If Nomad has an average selling price of $3500, then here's what the revenue breakdown looks like for different market penetrations -- figures do not include Nomad accessories:

1% penetration (8180 units):____$28.63M

5% penetration (40900 units):___$143.15M

10% penetration (81800 units):__$286.3M

25% penetration (204500 units):_$715.75M

50% penetration (409000 units):_$1.43B

So a total market penetration of 1 Nomad per service tech in the US gets us to 818,000 units and $2.86B in revenue.

Assuming Microvision succeeds at 25% market penetration, at a relatively conservative 4.5 price-to-sales ratio, for the moment considering no other revenue besides Nomad Expert, that brings us to a $3.2B captialization and about a $150 MVIS stock price. It will be interesting to see what happens considering the aircraft repair, military and non-repair tech uses of Nomad that the company has planned aren't factored in here. And, this doesn't count any consumer product (EVF/Microdisplay) revenue, Flic, or MicroHUD -- or any contracts. Also, these figures include only the US auto tech service market. But, the rest of the world drives cars too, and they have the same web protocols and 802.11b wireless protocol that the Nomad System leverages.

40% efficiency gains (and associated cost savings), 'Top 20 Tool' status, and active promotion by American Honda to its dealerships suggest that Nomad Expert Technician will be coming onto the scene in a real way in the near term. With a potential $2.86B market, component sourcing problems resolved, and the product currently shipping to customers, the outlook is bright indeed.

So, just to refresh our memories -- 'pre-revenue' Iridigm with its LCD-like, fixed-pixel display technology is worth $200M to Qualcomm -- even with years to go before their technology is ready to move out of the laboratory. While Microvision, minus its $31.2M Lumera stake is worth $111M on the open market.

This seems like a disconnect that will be resolved quickly.

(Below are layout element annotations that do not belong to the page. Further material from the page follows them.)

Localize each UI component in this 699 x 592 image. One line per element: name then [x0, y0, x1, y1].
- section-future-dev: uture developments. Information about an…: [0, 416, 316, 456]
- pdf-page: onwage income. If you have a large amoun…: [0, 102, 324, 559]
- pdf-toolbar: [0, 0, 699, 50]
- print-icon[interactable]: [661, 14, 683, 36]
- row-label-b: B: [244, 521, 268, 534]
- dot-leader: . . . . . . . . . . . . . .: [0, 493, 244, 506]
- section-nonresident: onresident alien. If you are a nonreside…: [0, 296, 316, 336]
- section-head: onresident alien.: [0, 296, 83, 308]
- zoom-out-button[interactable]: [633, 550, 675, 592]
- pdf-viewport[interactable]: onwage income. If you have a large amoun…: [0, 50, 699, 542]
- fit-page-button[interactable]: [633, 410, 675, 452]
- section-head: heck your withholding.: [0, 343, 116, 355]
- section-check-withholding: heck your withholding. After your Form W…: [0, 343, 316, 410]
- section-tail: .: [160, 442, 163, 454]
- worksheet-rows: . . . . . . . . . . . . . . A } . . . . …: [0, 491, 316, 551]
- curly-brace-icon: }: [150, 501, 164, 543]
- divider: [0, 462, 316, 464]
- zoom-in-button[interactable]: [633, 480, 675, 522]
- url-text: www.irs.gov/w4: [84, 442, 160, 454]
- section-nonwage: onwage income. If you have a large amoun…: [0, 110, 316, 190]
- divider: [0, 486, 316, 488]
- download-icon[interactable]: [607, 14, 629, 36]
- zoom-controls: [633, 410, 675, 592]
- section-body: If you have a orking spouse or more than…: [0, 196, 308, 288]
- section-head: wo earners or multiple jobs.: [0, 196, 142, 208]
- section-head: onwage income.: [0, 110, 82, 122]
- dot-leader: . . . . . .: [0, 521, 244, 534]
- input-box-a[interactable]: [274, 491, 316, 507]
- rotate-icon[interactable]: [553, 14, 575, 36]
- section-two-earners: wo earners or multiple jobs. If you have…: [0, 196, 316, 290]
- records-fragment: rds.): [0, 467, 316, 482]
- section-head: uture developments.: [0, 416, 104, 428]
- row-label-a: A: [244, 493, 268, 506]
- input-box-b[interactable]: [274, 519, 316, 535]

Microvision's opportunities for near term revenue growth, powered by the Nomad System, are compelling -- and, looking out just a little bit further the potential becomes staggering.

Microvision will have its day in the sun -- when large volume Nomad orders are rolling in, the CNBC Squawk Box guys are trying on Nomads and talking about how cool they are, and MVIS becomes the 'hot stock' du jour. For now, we can enjoy being the types of investors who can shake off the post-dot-com/9-11 fear factor and embrace the possibilities of American science and innovation, before the sea-change becomes obvious to the rest of the world.


  1. Hey BJ,
    Thanks for the math,
    Assuming a 25% - 40% market penetration,
    and the profit associated with it,
    what would the stock price be at assuming MVIS posted that much profit, aside from their R & D expenses. Assuming normal price to earnings ratios for your basic tech company.